The Sovereign's presence poured through the rift like pressure, bending reality around Sid's body. His hair lifted, eyes burning gold and black. His voice was his, yet not.
"Sovereign," he said. "I know you can hear me."
The air itself seemed to kneel.
"You call to what cannot answer."
Sid smiled faintly. "You already did. You marked me."
"You misunderstand. You were not chosen. You were remembered."
Sid's expression hardened. "Then remember this."
He unleashed Shadow Dominion — the hybrid force surging outward, wrapping the world in an inverted halo. For a moment, even the Sovereign's vast shadow wavered.
"You would bind what binds all?"
The voice thundered.
"You cannot cage truth."
Sid's reply came through clenched teeth. "No. But I can refuse it."
The hybrid flame collided with the void's essence, producing a light so alien it was neither bright nor dark — simply absolute.
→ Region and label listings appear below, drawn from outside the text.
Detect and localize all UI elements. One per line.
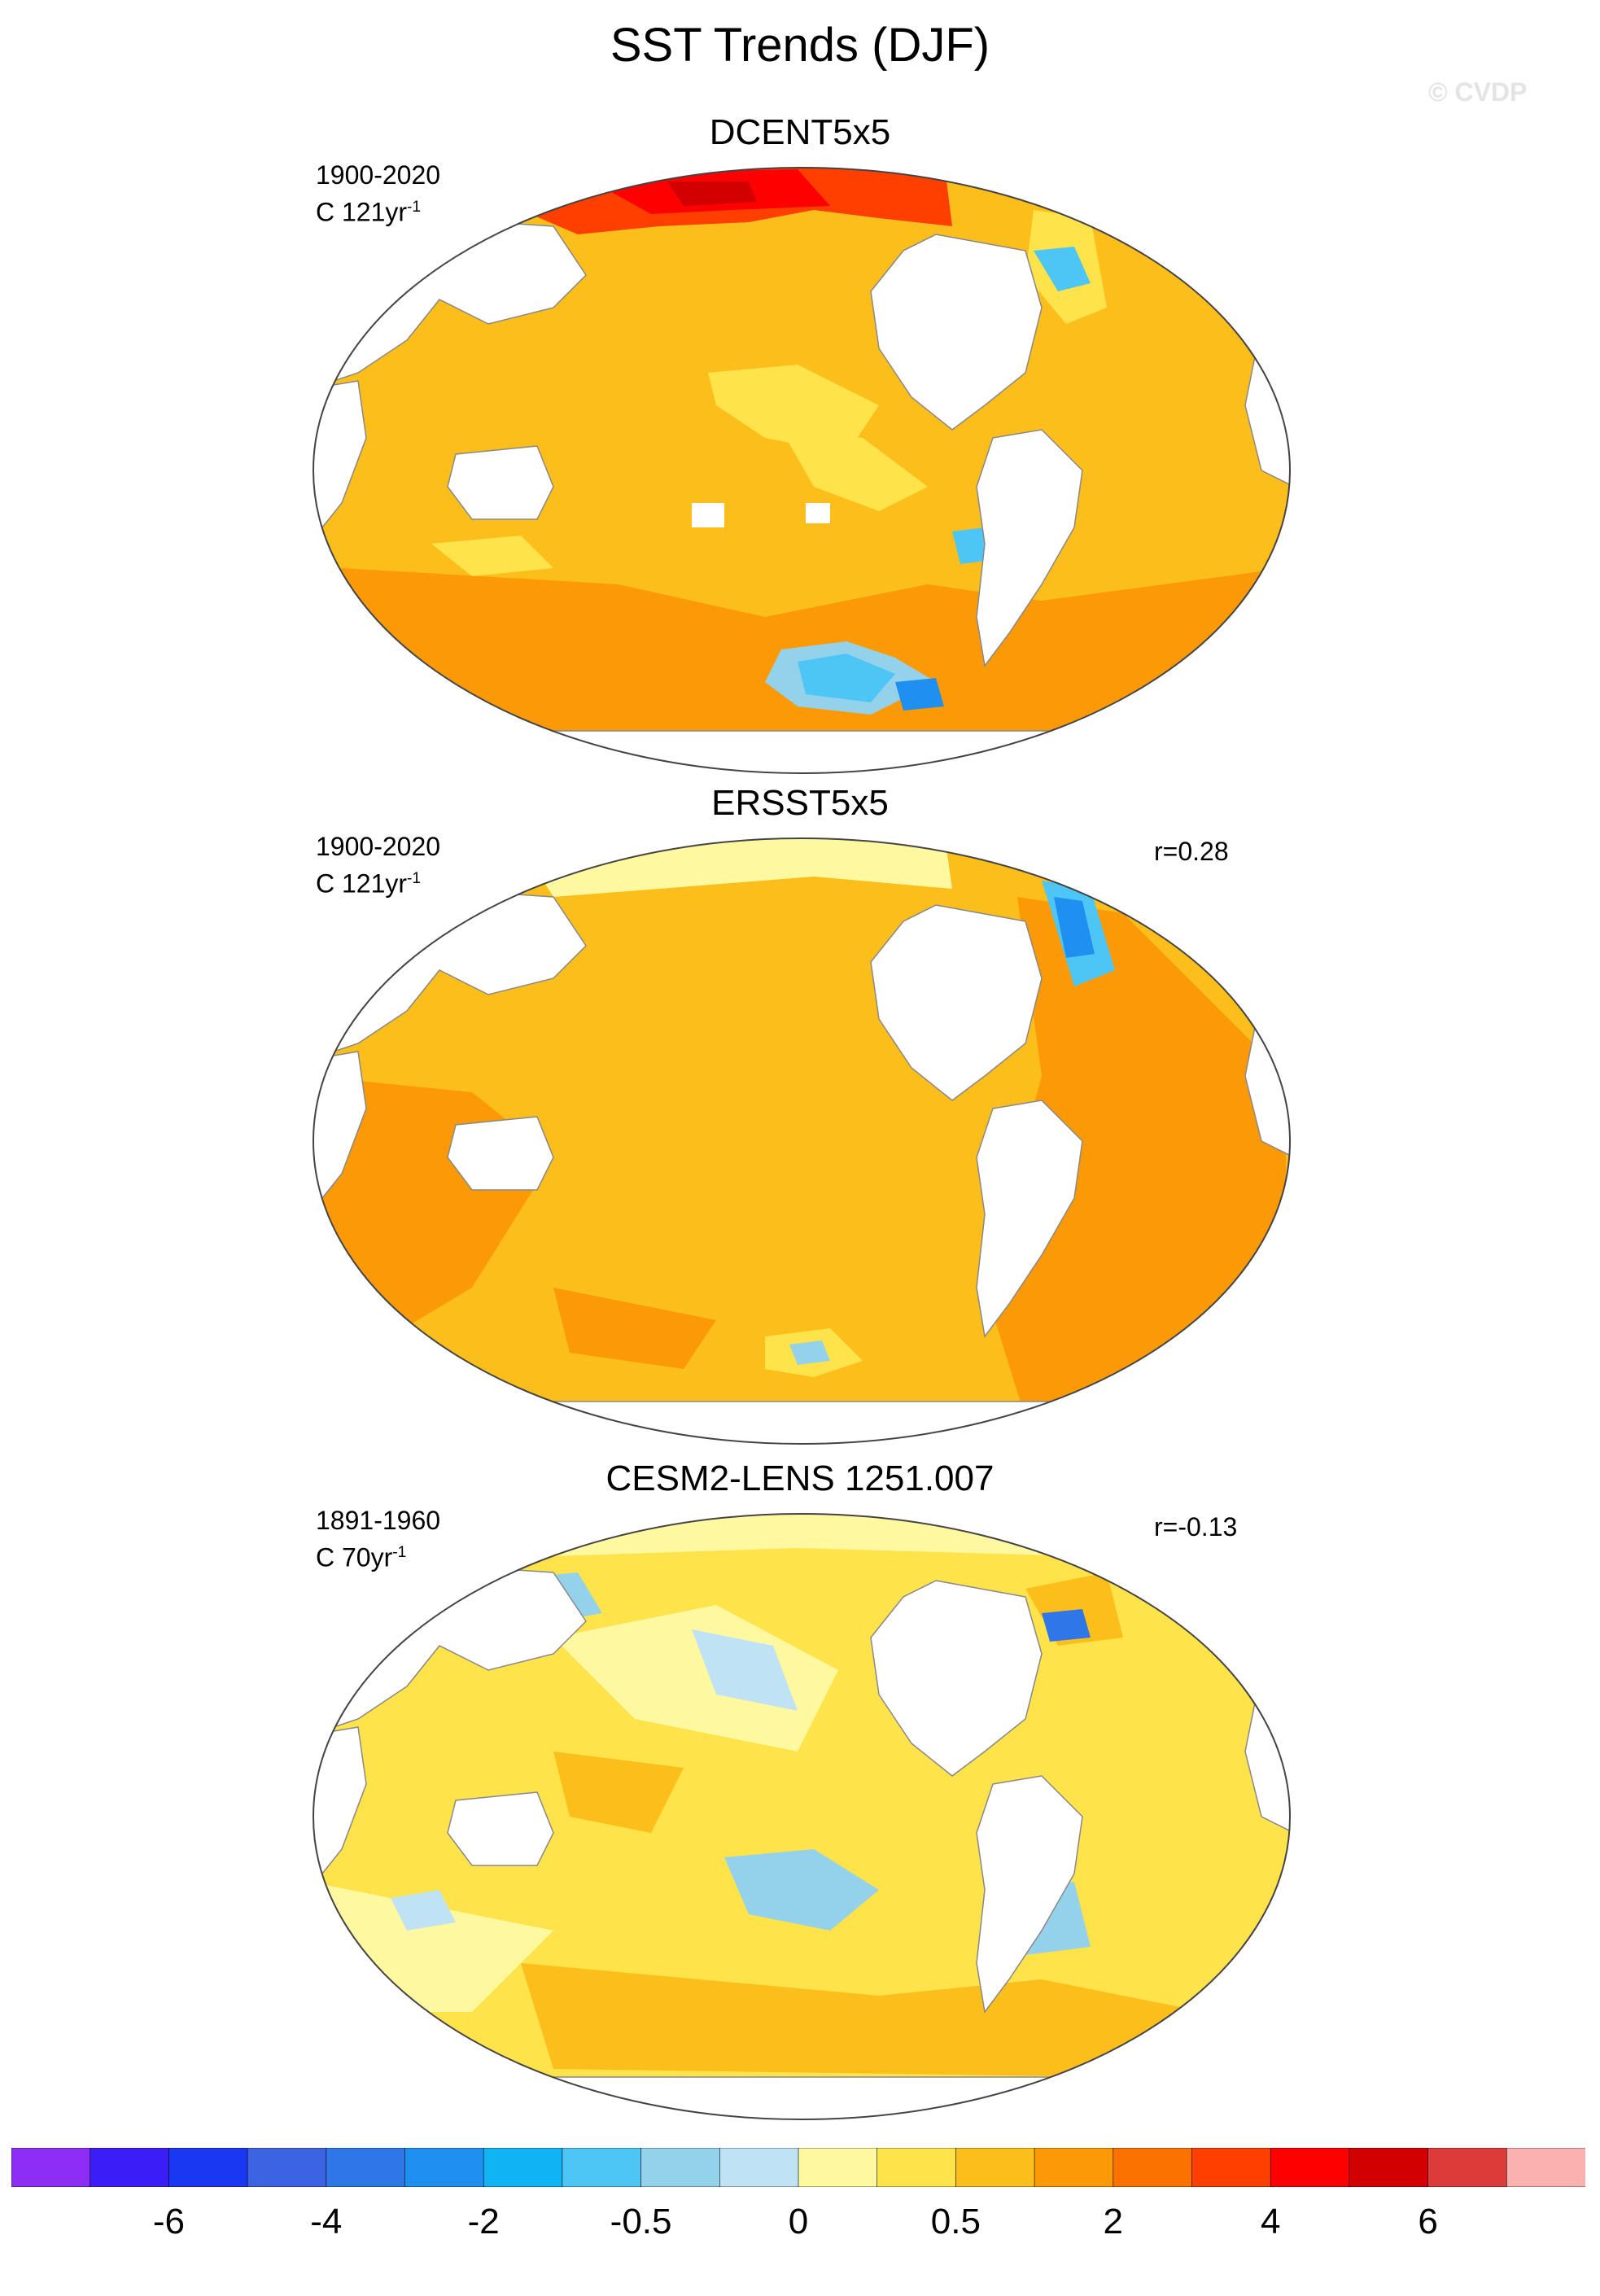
colorbar-swatch — [877, 2148, 957, 2187]
units-sup: -1 — [392, 1544, 407, 1561]
sst-map-ersst — [309, 832, 1294, 1450]
colorbar-tick-label: 0 — [788, 2202, 809, 2241]
colorbar-tick-label: 0.5 — [930, 2202, 981, 2241]
units-sup: -1 — [407, 870, 422, 887]
colorbar-swatch — [955, 2148, 1035, 2187]
colorbar-tick-label: -4 — [310, 2202, 343, 2241]
panel-title: CESM2-LENS 1251.007 — [605, 1459, 995, 1498]
colorbar-swatch — [247, 2148, 327, 2187]
sst-map-cesm2 — [309, 1507, 1294, 2126]
units-label: C 121yr-1 — [316, 863, 440, 900]
panel-title: ERSST5x5 — [711, 783, 889, 823]
colorbar-swatch — [90, 2148, 170, 2187]
colorbar-swatches — [11, 2148, 1585, 2187]
colorbar-swatch — [719, 2148, 799, 2187]
colorbar-swatch — [404, 2148, 484, 2187]
units-value: 121yr — [342, 197, 408, 227]
colorbar-ticks: -6 -4 -2 -0.5 0 0.5 2 4 6 — [11, 2202, 1585, 2250]
period-label: 1900-2020 C 121yr-1 — [316, 159, 440, 229]
colorbar-swatch — [1034, 2148, 1114, 2187]
sst-map-dcent — [309, 161, 1294, 780]
period-years: 1891-1960 — [316, 1506, 441, 1535]
colorbar-swatch — [798, 2148, 878, 2187]
period-label: 1900-2020 C 121yr-1 — [316, 830, 440, 900]
colorbar-swatch — [1270, 2148, 1350, 2187]
colorbar — [11, 2148, 1585, 2187]
period-label: 1891-1960 C 70yr-1 — [316, 1504, 440, 1574]
colorbar-swatch — [1349, 2148, 1429, 2187]
units-label: C 121yr-1 — [316, 191, 440, 229]
units-value: 70yr — [342, 1542, 393, 1572]
period-years: 1900-2020 — [316, 832, 441, 861]
colorbar-swatch — [11, 2148, 91, 2187]
colorbar-swatch — [1427, 2148, 1508, 2187]
colorbar-tick-label: -2 — [467, 2202, 500, 2241]
colorbar-swatch — [483, 2148, 563, 2187]
colorbar-swatch — [326, 2148, 406, 2187]
units-prefix: C — [316, 868, 342, 899]
units-sup: -1 — [407, 199, 422, 216]
colorbar-tick-label: 4 — [1260, 2202, 1281, 2241]
watermark: © CVDP — [1428, 77, 1528, 107]
figure-title: SST Trends (DJF) — [610, 19, 990, 72]
correlation-label: r=-0.13 — [1154, 1512, 1238, 1542]
panel-title: DCENT5x5 — [709, 112, 891, 152]
units-prefix: C — [316, 197, 342, 227]
colorbar-tick-label: 2 — [1103, 2202, 1124, 2241]
units-prefix: C — [316, 1542, 342, 1572]
units-label: C 70yr-1 — [316, 1537, 440, 1574]
colorbar-swatch — [1113, 2148, 1193, 2187]
colorbar-tick-label: -6 — [152, 2202, 185, 2241]
units-value: 121yr — [342, 868, 408, 899]
period-years: 1900-2020 — [316, 160, 441, 190]
colorbar-tick-label: 6 — [1418, 2202, 1438, 2241]
colorbar-swatch — [1506, 2148, 1585, 2187]
correlation-label: r=0.28 — [1154, 837, 1229, 866]
colorbar-swatch — [168, 2148, 248, 2187]
colorbar-swatch — [1191, 2148, 1271, 2187]
colorbar-swatch — [640, 2148, 721, 2187]
colorbar-tick-label: -0.5 — [610, 2202, 672, 2241]
colorbar-swatch — [562, 2148, 642, 2187]
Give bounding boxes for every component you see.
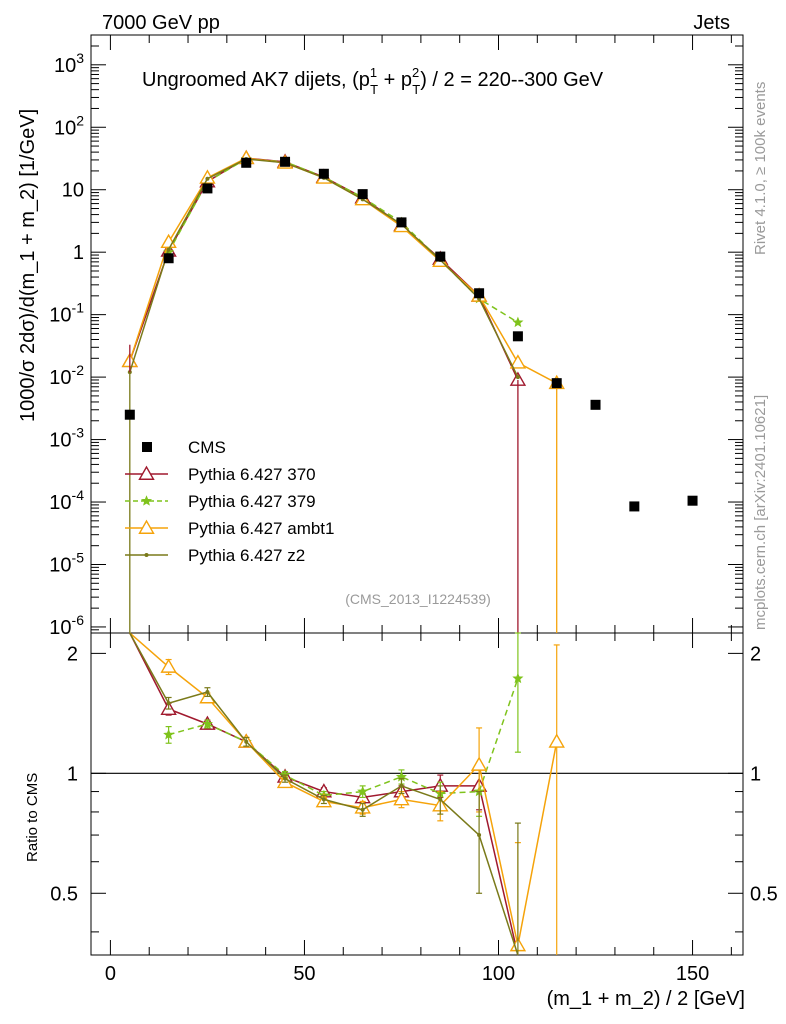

The world screamed.
And then… silence.
The connection snapped.
Sid collapsed, the mark dimming to a faint ember.
When he woke, Nox was kneeling beside him, relief and exhaustion etched into his face.
"You're insane," he muttered. "You just shouted at the source of all existence."
Sid gave a weak smile. "It listened."
Nox blinked. "It what?"
Sid looked down at the mark — still glowing faintly, but slower now. "It flinched. For a moment, I felt it hesitate. Like it didn't expect to be talked back to."
He looked up at the horizon, where the rift shimmered faintly, smaller than before. "Maybe that's all it takes — to remind the universe it's not a one-way story."
Nox chuckled softly, though it sounded more like a sigh. "You're turning philosophy into a weapon."
Sid's smile faded. "If that's what it takes to stay human… then yes."
That night, while the half-light still lingered, Sid sat by a dying fire. The mark no longer hurt. It pulsed quietly, almost like a heartbeat that had learned to coexist with his own.
He took out something small — a broken locket. Inside was a photo, old and burned at the edges: Alfred, Peter, Elira. The people who reminded him who he was before gods and daemons and flames.
He whispered to the air, "Don't let me forget."
The mark flickered once — as if answering.
Nox watched from a distance, thinking how small Sid looked in that moment — not a vessel, not a god, not a weapon. Just a boy holding a memory against the void.
And somewhere, in the silence that followed, even the Sovereign paused.